I shall hope to bring you more news about this excavation at a later date, especially if I get the chance to explore Dover’s medieval records again because it is over a decade since I last looked at the civic treasurers’ accounts and the charters of the various religious houses in the town. Also last time I was looking for other things, particularly the fishermen and the town defences, so it would be great to extend this to the townspeople more generally in St James’ parish. Talking of this parish reminds me that Keith pointed out some exceedingly worrying cracks in the stonework of the west wall of the church. Even though it is a ruin, having been damaged on several occasions, it is in grave danger of falling down according to structural engineers who have looked at it, and even my uneducated eyes could see three large cracks running up vertically to almost the full height of what remains. Indeed you can see one of the cracks in the photo at the top of this post. Keith and Paul Bennett, the Director of CAT, are trying to get something done about it because Keith fears another wet/hard winter may see it fall.

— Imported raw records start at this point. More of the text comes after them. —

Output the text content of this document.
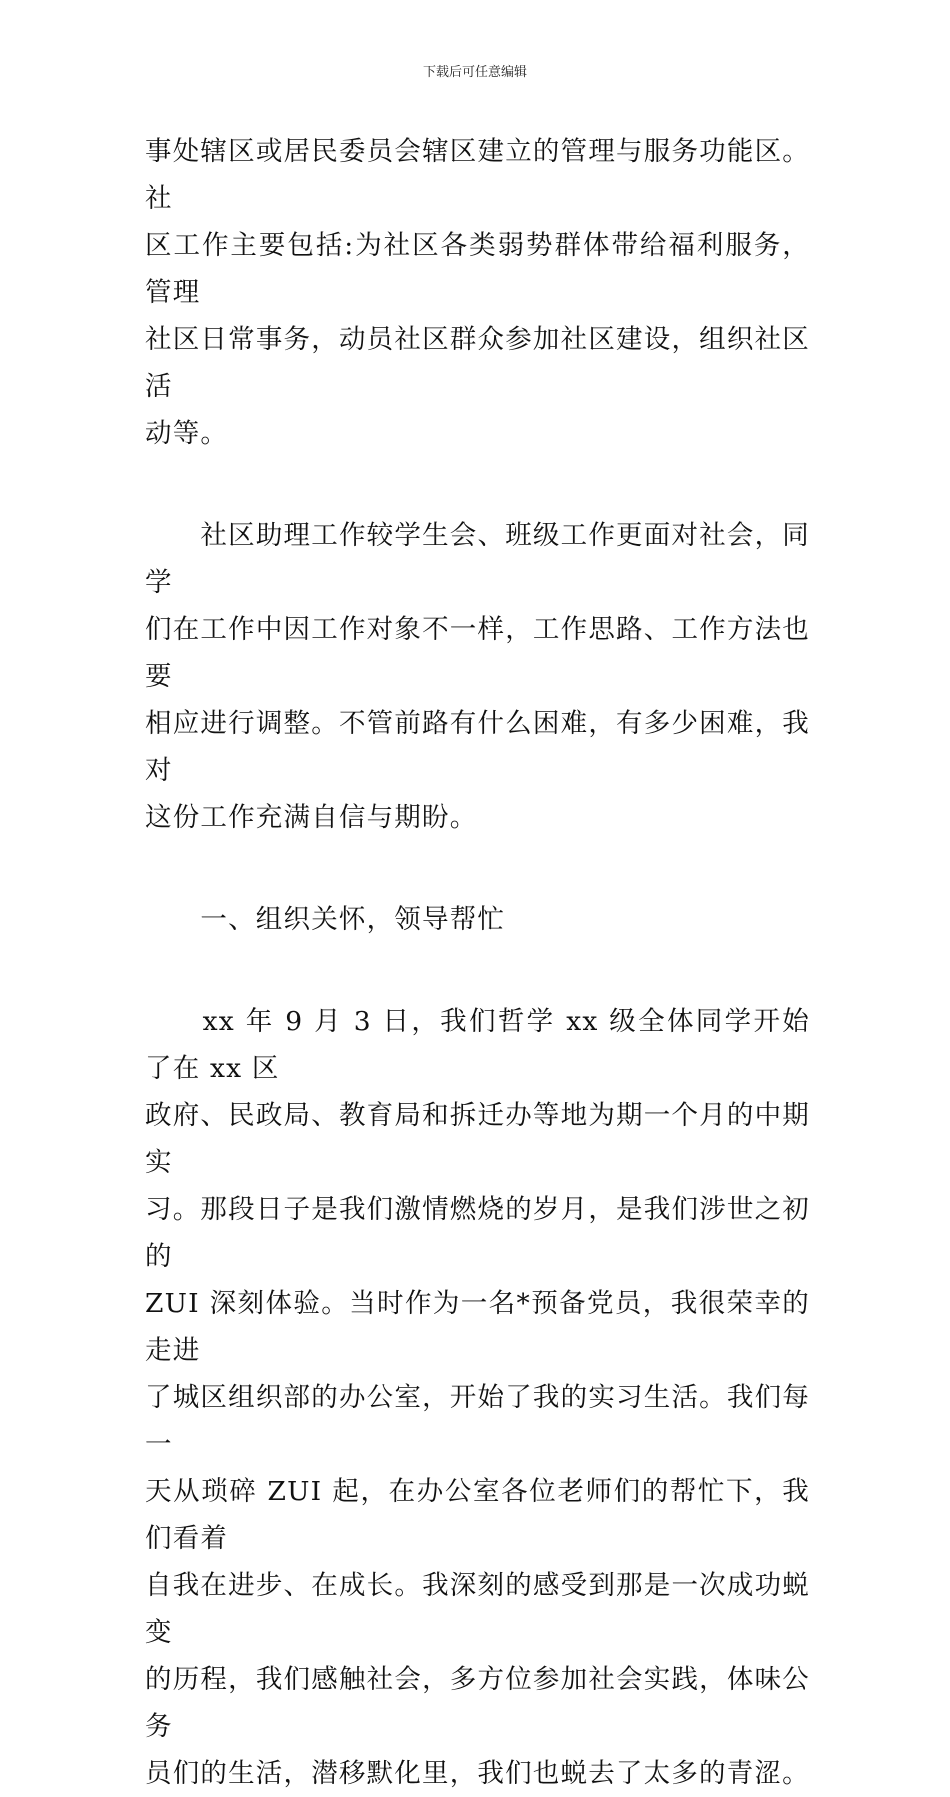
下载后可任意编辑
事处辖区或居民委员会辖区建立的管理与服务功能区。社
区工作主要包括:为社区各类弱势群体带给福利服务，管理
社区日常事务，动员社区群众参加社区建设，组织社区活
动等。
　　社区助理工作较学生会、班级工作更面对社会，同学
们在工作中因工作对象不一样，工作思路、工作方法也要
相应进行调整。不管前路有什么困难，有多少困难，我对
这份工作充满自信与期盼。
　　一、组织关怀，领导帮忙
　　xx 年 9 月 3 日，我们哲学 xx 级全体同学开始了在 xx 区
政府、民政局、教育局和拆迁办等地为期一个月的中期实
习。那段日子是我们激情燃烧的岁月，是我们涉世之初的
ZUI 深刻体验。当时作为一名*预备党员，我很荣幸的走进
了城区组织部的办公室，开始了我的实习生活。我们每一
天从琐碎 ZUI 起，在办公室各位老师们的帮忙下，我们看着
自我在进步、在成长。我深刻的感受到那是一次成功蜕变
的历程，我们感触社会，多方位参加社会实践，体味公务
员们的生活，潜移默化里，我们也蜕去了太多的青涩。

A rather depressing note, consequently I thought I would finish instead by mentioning Dover’s own medieval ‘saints’. For, even though St Martin appears on the medieval seal used by the town, he was from Tours whereas Dover had a saintly bishop and a saintly monk. Bishop Richard of Chichester was on a recruiting campaign on behalf of the forthcoming crusade when he consecrated the little chapel of St Edmund in 1253. The poor man was seriously ill at the time and died a few days later at St Mary’s Hospital. His body was taken back to Chichester but Dover keep his entrails and these were buried ceremoniously in the newly consecrated chapel. Soon miracles occurred and in 1261 he joined the list of saints. The second shrine in the town was dedicated to Thomas de la Hale. The elderly monk had remained in Dover Priory when it was attacked by French raiders in 1295, his fellow monks having fled. When he refused to tell the French where the priory’s treasure was kept they murdered him and ransacked the buildings. Coming back after the raiders had departed, the monks buried him with great ceremony and the following year the bishop of Winchester gave a 40-day indulgence to any who prayed for the soul of the dead monk. Moreover Thomas was credited as a miracle-working saint, including restoring a withered hand, making four blind men see and restoring the wits of a madman. I must admit I quite like the idea of the little wax-shaped boats that were offered by sailors at the monk’s shrine, a change from the wax limbs which may still have adorned St Thomas of Canterbury’s shrine, although that shrine did have Dover’s gift of the great candle. Whether this link between Dover and Canterbury will be mentioned by either Professor Nicholas Vincent or Dr Diana Webb at the Medieval Canterbury Weekend next April we shall just have to wait to find out.